Apabila kita cermati Surat Al Ahzab: 59, maka ayat ini secara jelas mengandung perintah Allah Swt. kepada kaum mukminah agar mengenakan jilbab. Pun dari hadist Ummu 'Athiyah di atas, Rasulullah Saw. memerintahkan agar muslimah mengenakan jilbab ketika keluar rumah. Bahkan jika tidak memiliki, saudaranya harus memakaikannya.

Alquran tentu hanya boleh ditafsirkan lafadz dan kalimatnya dengan pengertian bahasa (etimologi) dan syar'i. Dan tak boleh ditafsirkan di luar kedua jenis pengertian tersebut. 

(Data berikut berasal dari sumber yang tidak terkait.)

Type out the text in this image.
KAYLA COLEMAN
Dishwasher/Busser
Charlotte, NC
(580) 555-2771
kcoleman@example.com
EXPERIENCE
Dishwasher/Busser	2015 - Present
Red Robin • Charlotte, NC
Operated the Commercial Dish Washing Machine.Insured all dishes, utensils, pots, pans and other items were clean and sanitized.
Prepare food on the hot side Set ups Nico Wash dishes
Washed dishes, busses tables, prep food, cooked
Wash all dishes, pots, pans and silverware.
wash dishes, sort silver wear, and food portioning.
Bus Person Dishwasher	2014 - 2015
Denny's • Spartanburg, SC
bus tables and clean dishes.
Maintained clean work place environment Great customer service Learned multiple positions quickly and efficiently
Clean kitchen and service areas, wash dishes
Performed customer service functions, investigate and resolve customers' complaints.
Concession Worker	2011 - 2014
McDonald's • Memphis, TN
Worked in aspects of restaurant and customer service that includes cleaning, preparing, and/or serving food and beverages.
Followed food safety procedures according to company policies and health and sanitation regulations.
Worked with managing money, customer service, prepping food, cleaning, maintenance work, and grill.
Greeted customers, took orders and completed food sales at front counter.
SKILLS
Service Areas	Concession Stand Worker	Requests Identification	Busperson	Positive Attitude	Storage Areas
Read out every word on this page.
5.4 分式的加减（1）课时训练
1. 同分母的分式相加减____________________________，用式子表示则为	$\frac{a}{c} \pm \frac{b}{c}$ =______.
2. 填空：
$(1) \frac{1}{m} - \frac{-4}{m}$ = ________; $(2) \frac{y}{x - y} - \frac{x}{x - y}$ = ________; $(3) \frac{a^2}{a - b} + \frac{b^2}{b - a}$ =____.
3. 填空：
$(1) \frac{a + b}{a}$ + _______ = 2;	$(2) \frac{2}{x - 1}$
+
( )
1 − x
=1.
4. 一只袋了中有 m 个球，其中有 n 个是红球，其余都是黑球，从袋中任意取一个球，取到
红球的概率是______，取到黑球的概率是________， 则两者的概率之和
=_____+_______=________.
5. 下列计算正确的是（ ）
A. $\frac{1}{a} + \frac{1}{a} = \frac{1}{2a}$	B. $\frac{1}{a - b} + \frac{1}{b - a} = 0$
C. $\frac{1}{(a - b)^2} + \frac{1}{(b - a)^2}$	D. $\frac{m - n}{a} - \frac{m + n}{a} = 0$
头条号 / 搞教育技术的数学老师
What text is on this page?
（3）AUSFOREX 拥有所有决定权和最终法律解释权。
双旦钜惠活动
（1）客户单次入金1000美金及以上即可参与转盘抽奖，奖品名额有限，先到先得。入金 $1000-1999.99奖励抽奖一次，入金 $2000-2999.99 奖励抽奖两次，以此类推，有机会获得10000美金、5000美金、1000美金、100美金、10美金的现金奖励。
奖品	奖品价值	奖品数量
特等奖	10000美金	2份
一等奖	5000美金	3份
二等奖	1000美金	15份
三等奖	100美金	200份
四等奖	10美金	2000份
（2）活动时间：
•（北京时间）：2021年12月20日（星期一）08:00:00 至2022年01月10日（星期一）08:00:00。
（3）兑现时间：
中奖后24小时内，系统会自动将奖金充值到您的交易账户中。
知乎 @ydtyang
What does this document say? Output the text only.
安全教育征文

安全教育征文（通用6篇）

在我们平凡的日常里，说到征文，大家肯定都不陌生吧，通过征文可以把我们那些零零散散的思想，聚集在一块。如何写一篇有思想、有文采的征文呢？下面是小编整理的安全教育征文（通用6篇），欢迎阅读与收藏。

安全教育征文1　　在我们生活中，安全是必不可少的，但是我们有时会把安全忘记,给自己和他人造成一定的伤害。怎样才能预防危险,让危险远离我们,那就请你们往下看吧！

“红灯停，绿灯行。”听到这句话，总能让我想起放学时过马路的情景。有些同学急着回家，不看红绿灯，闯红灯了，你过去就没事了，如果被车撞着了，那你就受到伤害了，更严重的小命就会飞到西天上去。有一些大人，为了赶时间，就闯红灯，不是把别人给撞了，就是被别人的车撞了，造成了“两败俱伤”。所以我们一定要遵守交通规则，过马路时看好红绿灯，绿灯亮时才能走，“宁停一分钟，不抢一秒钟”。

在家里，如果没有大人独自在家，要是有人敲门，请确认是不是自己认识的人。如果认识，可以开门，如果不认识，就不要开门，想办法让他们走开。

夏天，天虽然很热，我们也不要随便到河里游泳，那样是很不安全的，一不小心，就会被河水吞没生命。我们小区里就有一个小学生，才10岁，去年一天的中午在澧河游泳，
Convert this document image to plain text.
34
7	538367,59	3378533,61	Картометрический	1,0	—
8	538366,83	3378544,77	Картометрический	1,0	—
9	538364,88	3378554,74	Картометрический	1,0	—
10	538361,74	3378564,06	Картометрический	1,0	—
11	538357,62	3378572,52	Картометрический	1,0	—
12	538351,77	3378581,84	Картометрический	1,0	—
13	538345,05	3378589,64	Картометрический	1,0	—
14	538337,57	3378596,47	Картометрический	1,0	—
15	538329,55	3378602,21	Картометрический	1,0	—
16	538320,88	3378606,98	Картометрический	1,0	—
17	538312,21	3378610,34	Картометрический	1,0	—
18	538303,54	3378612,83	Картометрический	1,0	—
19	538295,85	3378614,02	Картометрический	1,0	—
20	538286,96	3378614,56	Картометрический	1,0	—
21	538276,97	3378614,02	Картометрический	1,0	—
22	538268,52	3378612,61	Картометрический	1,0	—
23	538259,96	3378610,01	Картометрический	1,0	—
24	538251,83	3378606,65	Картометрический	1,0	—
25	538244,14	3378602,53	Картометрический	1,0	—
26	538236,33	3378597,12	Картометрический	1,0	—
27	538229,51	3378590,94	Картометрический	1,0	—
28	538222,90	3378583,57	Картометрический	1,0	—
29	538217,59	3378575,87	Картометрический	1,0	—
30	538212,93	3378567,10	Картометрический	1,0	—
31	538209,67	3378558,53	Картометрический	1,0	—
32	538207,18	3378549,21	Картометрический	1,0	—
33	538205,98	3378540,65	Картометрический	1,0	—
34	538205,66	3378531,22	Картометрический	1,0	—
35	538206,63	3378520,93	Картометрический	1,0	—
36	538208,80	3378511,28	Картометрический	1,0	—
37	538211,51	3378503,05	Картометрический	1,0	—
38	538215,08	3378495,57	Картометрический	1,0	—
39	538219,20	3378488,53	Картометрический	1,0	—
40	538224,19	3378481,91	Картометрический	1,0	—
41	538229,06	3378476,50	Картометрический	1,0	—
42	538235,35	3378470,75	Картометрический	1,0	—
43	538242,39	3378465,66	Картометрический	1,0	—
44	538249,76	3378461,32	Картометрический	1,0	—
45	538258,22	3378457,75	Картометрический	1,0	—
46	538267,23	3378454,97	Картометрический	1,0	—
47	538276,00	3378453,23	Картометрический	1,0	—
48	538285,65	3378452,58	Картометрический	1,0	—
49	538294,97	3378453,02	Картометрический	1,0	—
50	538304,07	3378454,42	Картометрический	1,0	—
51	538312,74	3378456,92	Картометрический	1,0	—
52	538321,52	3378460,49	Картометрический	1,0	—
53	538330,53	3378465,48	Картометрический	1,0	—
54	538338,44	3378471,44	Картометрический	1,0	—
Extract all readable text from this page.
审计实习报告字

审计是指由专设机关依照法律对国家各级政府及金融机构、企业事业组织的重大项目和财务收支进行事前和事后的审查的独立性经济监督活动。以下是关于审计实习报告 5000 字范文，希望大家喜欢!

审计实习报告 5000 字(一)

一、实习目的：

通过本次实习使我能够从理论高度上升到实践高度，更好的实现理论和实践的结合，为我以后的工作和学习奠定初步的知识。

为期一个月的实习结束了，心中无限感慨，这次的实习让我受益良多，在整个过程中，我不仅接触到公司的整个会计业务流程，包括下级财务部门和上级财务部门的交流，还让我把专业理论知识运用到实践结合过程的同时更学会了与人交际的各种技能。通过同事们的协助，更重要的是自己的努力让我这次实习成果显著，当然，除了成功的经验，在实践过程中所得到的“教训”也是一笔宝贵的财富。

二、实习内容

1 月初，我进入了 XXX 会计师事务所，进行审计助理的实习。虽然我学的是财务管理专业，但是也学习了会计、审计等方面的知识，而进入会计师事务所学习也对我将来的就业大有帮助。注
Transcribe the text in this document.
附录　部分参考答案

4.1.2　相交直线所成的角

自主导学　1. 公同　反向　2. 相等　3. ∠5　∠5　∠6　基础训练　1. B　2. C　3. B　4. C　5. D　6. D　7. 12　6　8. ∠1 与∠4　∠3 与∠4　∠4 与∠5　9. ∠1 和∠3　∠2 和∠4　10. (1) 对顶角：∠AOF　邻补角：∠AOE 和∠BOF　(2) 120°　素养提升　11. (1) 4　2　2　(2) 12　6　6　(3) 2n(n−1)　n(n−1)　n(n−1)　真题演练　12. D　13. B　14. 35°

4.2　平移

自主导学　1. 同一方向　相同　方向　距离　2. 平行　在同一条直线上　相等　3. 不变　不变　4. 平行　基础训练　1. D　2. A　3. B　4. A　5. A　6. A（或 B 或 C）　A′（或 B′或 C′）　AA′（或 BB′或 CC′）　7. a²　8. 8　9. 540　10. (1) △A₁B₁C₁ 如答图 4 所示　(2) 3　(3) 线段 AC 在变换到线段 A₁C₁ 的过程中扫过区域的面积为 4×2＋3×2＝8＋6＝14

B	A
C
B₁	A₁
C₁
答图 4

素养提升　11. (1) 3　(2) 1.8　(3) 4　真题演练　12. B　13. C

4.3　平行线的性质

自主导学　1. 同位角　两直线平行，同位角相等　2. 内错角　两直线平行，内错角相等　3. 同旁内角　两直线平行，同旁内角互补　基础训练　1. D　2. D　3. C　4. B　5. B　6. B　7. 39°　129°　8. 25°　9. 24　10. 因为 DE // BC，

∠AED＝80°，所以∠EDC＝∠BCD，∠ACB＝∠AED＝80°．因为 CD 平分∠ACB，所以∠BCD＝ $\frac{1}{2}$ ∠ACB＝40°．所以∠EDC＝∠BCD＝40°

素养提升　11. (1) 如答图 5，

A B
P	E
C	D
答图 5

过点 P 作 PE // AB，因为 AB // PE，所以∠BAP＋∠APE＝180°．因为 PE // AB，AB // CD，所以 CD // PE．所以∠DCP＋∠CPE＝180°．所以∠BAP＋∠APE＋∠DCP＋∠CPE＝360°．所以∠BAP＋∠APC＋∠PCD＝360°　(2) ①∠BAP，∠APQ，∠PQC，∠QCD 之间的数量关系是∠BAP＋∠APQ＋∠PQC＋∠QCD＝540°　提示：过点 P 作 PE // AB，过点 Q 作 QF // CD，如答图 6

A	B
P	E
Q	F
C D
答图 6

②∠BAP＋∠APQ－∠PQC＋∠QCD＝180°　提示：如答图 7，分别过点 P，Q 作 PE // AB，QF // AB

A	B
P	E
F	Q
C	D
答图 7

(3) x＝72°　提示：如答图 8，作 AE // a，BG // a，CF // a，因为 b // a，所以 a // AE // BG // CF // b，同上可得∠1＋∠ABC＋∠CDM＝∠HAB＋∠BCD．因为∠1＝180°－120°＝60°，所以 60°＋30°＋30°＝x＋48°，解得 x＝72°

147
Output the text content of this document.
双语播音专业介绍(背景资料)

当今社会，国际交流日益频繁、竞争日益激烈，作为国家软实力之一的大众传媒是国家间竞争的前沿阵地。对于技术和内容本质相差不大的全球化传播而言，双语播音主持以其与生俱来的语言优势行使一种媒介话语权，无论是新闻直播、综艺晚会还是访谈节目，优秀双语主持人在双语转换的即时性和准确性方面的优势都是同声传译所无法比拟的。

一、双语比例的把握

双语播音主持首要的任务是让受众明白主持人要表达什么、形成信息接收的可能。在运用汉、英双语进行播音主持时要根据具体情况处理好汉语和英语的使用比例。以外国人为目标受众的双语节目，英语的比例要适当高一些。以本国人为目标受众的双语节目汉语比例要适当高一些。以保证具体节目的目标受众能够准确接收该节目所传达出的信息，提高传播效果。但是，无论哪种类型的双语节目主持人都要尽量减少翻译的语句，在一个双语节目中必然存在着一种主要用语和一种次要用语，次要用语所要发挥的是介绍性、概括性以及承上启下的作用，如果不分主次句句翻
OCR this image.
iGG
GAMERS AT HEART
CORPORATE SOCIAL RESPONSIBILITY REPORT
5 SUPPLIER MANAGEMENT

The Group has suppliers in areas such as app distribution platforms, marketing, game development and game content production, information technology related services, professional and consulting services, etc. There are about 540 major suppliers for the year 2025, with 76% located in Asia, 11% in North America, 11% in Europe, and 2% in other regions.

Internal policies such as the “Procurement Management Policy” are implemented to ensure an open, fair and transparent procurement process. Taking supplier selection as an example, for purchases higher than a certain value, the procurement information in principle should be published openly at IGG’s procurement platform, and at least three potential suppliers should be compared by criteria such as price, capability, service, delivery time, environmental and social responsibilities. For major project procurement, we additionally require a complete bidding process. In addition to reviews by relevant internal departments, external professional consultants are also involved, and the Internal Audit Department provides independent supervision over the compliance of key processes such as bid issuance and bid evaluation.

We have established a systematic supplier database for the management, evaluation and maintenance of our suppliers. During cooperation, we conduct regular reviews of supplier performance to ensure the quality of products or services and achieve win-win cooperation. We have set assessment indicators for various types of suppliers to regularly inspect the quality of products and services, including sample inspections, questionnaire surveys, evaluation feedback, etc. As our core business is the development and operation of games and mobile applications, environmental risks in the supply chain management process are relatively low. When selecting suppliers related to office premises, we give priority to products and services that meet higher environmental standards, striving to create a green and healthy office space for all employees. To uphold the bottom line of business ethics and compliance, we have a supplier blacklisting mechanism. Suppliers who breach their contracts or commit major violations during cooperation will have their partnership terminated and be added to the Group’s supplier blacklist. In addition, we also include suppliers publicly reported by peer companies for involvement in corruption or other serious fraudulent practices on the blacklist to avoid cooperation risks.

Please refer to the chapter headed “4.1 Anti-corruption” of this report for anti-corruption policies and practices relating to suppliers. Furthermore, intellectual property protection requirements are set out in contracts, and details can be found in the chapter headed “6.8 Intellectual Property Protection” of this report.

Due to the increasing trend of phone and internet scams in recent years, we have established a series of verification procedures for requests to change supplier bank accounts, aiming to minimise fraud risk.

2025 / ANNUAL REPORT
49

Pengertian ayat tersebut secara bahasa sudah jelas, yaitu merupakan perintah (wajib) kepada mukminah (muslimah) mengulurkan jilbab ke seluruh tubuh mereka. Yakni menghamparkan pakaian yang mereka kenakan di luar pakaian keseharian, ke bawah hingga menutupi kedua (telapak) kaki. Hukum wajib berarti jika tidak dilaksanakan akan menuai dosa, dan apabila tidak bertaubat maka dosa pasti akan berakibat pelakunya diganjar neraka, kecuali Alloh mengampuninya.

Sejatinya, perkara wajibnya menutup aurat masuk kategori “ma’lumun min ad-dien bi adz-dzarurah." Pemahaman agama yg secara umum umat Islam sudah memahami sebagai kewajiban dan tidak ada perbedaan di dalamnya. Seperti wajibnya sholat lima waktu, puasa Ramadhan.

Wacana muslimah tidak wajib menggunakan jilbab/pakaian penutup aurat patut diduga banyak disampaikan oleh kalangan Islam liberal. Berjargon "Islam yang Membebaskan," mereka berupaya melepaskan umat Islam dari keterikatan hukum Allah Swt. Atas nama kebebasan tanpa batas yang berlindung di bawah ketiak HAM dan sebuah kredo yang masyhur di kalangan feminis: "My Body My Authority". 

Perintah wajib berhijab khususnya dengan berjilbab hendaknya dikembalikan pada asal muasal kewajiban bagi seorang perempuan muslim (muslimah) untuk menutup auratnya. Itu prinsip. Mau dengan cara apa, dengan bahan apa dan masalah teknisnya itu diserahkan kepada setiap individu muslimah. Yang paling penting diperhatikan adalah bahwa jilbab itu harus mampu menutup dan menyembunyikan aurat. Bukan hanya menutup tetapi justru menonjolkan aurat seorang muslimah. 

Akhirnya, kami serukan pertanyaan ini:

"Wahai para muslimah, setelah datang keterangan yang jelas kepada Anda masihkah Anda ragu untuk wajib pakai jilbab dari bahan apa pun agar terhijab aurat Anda ?"

Dengan mengetahui betapa penting dan wajibnya wanita muslimah untuk mengenakan jilbab saat memasuki baliqh, maka tentunya perintah ini juga akan mendapatkan ancaman serta hukuman yang akan didapat di akhirat nanti. 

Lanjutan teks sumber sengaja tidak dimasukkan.